Granting immunity to envoys is at least as old as written history, mentioned in some of the oldest texts (Amarna letters) and holy writings. In its modern form, diplomatic immunities are codified in the Vienna Convention on Diplomatic Relations. The Economist, in the article “No immunity here”, discusses problems in protecting diplomats in Venezuela:
On April 8th Guillermo Cholele, a Costa Rican attaché, was kidnapped for ransom. In January Mexico’s ambassador and his wife were abducted. Two months earlier, the Chilean consul was shot and wounded by kidnappers. In all, around a dozen cases have been reported publicly in the past two years.
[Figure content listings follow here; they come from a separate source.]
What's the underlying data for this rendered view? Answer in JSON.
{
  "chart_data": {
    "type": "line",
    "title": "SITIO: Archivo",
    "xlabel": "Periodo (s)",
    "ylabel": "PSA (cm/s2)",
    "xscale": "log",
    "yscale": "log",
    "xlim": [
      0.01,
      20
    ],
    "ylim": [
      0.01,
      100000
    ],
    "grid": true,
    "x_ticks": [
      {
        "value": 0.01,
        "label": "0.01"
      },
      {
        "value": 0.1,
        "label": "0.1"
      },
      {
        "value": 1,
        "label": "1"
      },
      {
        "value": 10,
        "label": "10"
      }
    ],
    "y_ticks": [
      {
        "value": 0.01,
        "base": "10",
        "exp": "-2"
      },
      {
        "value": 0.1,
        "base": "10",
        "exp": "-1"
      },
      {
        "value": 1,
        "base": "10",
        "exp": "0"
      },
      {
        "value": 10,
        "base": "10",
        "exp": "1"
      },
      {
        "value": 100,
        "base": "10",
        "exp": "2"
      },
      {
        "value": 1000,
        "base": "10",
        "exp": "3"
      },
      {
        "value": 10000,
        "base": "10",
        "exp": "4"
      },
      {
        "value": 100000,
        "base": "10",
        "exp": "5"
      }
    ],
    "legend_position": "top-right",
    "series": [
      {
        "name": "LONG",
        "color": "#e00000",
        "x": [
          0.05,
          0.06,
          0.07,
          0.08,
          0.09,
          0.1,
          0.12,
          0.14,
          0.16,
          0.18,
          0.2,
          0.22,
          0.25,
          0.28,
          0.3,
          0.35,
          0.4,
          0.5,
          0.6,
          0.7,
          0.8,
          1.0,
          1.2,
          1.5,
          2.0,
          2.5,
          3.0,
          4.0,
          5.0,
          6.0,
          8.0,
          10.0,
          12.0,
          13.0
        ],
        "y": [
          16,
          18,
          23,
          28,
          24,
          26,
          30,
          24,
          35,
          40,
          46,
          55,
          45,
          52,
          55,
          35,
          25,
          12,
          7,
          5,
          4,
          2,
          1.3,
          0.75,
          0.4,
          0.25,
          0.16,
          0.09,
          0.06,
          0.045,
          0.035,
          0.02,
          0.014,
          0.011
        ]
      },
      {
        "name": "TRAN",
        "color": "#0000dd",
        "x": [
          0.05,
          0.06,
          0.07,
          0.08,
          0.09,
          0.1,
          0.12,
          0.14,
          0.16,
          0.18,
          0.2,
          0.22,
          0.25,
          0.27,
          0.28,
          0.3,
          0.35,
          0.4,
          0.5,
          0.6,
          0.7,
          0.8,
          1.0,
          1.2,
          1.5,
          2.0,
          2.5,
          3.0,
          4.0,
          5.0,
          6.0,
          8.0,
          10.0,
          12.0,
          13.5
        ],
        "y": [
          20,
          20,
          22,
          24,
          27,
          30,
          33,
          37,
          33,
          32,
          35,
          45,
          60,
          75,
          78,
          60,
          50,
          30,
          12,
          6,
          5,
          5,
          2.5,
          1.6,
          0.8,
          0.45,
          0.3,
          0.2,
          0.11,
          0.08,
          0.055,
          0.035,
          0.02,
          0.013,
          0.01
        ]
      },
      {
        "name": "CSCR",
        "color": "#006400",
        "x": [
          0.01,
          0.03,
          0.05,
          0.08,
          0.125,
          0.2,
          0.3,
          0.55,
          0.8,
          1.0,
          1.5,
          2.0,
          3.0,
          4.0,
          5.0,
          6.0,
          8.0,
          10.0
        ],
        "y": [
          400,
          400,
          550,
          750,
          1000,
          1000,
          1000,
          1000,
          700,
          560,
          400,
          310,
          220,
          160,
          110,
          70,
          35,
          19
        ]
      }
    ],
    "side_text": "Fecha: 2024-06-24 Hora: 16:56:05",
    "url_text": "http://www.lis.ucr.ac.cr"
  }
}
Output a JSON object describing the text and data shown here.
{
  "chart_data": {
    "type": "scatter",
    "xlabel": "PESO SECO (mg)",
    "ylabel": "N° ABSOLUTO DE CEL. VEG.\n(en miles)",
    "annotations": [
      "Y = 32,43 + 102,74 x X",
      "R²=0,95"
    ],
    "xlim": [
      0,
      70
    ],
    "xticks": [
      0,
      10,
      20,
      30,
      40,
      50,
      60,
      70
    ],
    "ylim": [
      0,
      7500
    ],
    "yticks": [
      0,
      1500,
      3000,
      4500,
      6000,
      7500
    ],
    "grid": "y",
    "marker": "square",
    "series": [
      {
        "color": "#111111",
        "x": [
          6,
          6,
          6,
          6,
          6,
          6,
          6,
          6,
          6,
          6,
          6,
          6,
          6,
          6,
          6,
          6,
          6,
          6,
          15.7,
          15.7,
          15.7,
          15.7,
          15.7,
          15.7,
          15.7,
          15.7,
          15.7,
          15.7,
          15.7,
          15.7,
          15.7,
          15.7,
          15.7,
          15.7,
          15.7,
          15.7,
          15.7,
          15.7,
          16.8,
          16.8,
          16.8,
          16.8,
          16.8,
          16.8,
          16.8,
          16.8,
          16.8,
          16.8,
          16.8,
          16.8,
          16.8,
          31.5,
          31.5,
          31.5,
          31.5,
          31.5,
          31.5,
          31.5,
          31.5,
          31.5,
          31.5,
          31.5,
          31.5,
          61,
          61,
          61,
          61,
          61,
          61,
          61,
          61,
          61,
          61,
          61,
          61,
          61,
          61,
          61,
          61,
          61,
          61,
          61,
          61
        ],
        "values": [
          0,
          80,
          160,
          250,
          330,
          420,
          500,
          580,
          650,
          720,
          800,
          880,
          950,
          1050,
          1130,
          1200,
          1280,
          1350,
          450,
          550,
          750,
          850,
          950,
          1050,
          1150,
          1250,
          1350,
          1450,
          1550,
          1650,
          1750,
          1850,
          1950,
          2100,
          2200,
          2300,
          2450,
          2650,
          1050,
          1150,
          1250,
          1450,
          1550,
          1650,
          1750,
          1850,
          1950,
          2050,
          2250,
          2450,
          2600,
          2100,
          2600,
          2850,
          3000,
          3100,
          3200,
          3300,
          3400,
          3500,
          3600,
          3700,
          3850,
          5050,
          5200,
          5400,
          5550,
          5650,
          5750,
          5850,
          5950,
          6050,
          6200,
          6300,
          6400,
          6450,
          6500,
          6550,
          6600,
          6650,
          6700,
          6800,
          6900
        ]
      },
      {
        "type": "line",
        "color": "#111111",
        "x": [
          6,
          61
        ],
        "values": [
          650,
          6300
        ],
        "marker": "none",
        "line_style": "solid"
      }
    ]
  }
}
Although the Economist article focuses on the security situation in Venezuela, it opens the broader issue of diplomatic immunity in modern times. Article 29 of the Vienna Convention on Diplomatic Relations states that the host state ‘shall take all appropriate steps to prevent any attack on his person (the diplomat’s), freedom or dignity.’ The negotiators of the Vienna Convention spent months negotiating the level of protection, dismissing other proposals, such as ‘all necessary’, and ‘all required’, and agreeing to accept the vaguest formulation ‘all appropriate’. What is the appropriate level of protection of diplomats in a city with a high crime rate, such as Caracas?
The main spirit of the Vienna Convention was to ensure that a diplomat is not disturbed in his work, by the authorities of the receiving state. There was a tacit assumption that the receiving state could ensure public order and the protection of diplomats from criminal and similar activities. But with the increasing challenges the state faces to protect the legal order in many – not only “failed states” — there is a question of how to define “all appropriate” measures. Did Venezuela take “all appropriate” measures in protecting diplomats who were kidnapped or attacked?
Article 29 of the Vienna Convention is vague, and it may require only a reinterpretation of what is appropriate protection in modern times.
However, some other articles may require redrafting to update the convention. The Internet and social media communication put some provisions of the Vienna Convention out of sync with current times. This is particularly the case with the facilitation of the free communication of diplomatic missions (Article 27). Should diplomatic e-mail enjoy the same protection as the traditional diplomatic valise? Article 41, which regulates communication with local entities may require redrafting. If the second part of Article 41 is strictly interpreted, many modern e-diplomats using blog, Twitter and Facebook would be considered persona non grata:
2. All official business with the receiving State entrusted to the mission by the sending State shall be conducted with or through the Ministry for Foreign Affairs of the receiving State or such other ministry as may be agreed.
Is it time for a review of the Vienna Convention on Diplomatic Relations?